The old proposal offered a three-year increase tied to inflation: Year 1 at CPI + 1% (4.5%), Year 2 at CPI + 0.5% (5%), and Year 3 at CPI + 0.5% (5%), totaling a 14.5% cumulative rise.
The revised offer shifts to a fixed structure: 5.5% in Year 1, 5.5% in Year 2, and 5% in Year 3, amounting to a 16% increase over the period. Both offers include adjustments to basic salaries, 13th cheques, pension contributions, medical aid subsidies, and housing allowances.
Transnet said the latest proposal was “reasonable and fair,” citing its current financial and operational challenges.
In 2023/24, Transnet reported a net loss of R7.3 billion after a R5.1bn loss in 2022/23, largely due to increased finance costs. Additional debt and higher interest rates pushed finance costs to R14.3bn in 2023/24. The series of volume losses since 2018 has meant that Transnet has shifted funds from capital expenditure to debt servicing. While this prevented default, the shift has come at the expense of maintaining and expanding critical infrastructure.
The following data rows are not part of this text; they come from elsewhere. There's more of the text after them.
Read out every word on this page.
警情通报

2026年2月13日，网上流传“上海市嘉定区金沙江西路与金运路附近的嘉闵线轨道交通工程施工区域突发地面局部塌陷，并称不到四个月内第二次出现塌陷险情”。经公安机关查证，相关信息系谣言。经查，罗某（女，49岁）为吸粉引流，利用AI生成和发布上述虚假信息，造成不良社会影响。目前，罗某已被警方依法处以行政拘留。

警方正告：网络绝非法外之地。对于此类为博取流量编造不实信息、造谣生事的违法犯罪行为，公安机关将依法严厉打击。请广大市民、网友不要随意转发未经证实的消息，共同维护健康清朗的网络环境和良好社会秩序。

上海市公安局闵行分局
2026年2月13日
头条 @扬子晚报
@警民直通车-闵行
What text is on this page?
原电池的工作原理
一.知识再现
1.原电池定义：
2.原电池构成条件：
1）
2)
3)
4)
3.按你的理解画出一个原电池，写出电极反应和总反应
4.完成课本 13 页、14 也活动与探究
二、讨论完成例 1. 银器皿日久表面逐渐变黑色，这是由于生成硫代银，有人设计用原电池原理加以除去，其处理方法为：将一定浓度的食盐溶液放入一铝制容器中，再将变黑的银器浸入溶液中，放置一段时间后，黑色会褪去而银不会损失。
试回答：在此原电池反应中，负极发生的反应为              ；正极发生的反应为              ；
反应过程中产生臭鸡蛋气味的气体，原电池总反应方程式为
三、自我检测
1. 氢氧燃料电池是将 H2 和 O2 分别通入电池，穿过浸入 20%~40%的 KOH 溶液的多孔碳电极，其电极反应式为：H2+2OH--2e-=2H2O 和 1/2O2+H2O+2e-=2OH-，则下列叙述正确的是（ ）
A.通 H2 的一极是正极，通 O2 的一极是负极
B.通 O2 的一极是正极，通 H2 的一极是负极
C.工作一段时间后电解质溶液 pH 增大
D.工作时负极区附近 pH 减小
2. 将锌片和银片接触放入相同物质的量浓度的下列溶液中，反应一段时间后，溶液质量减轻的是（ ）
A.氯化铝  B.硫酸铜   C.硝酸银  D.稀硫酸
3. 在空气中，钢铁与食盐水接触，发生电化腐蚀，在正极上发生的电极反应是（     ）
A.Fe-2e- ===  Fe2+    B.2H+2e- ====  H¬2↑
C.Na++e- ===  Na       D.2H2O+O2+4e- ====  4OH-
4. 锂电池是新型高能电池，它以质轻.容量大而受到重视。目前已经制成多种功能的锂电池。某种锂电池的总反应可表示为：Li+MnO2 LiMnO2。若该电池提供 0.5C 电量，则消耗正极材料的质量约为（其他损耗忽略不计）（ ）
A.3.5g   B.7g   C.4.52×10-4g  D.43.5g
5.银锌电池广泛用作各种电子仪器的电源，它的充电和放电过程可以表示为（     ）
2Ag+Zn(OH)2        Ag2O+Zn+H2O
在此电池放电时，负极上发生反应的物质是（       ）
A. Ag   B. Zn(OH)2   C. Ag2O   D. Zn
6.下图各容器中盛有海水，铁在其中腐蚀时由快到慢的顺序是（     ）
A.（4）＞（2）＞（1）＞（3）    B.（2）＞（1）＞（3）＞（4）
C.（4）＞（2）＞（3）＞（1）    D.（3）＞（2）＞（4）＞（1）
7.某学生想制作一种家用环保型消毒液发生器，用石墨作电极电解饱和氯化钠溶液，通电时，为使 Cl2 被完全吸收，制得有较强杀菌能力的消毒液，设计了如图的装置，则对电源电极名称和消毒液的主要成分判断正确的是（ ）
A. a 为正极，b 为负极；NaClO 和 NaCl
The company says the above-inflation offer considers cost of living, employee wellbeing, job security, and long-term sustainability.
"Critically, a three-year wage agreement provides a more stable and predictable environment for all parties involved," it said on Wednesday.
Negotiations remain ongoing, with no settlement reached yet. Transnet says it is committed to constructive dialogue and concluding talks amicably to focus on strategic priorities, including operational and financial recovery. The company underscores that a swift agreement will support its goals of improving performance and ensuring job security for current and future employees, while serving customers and the broader economy.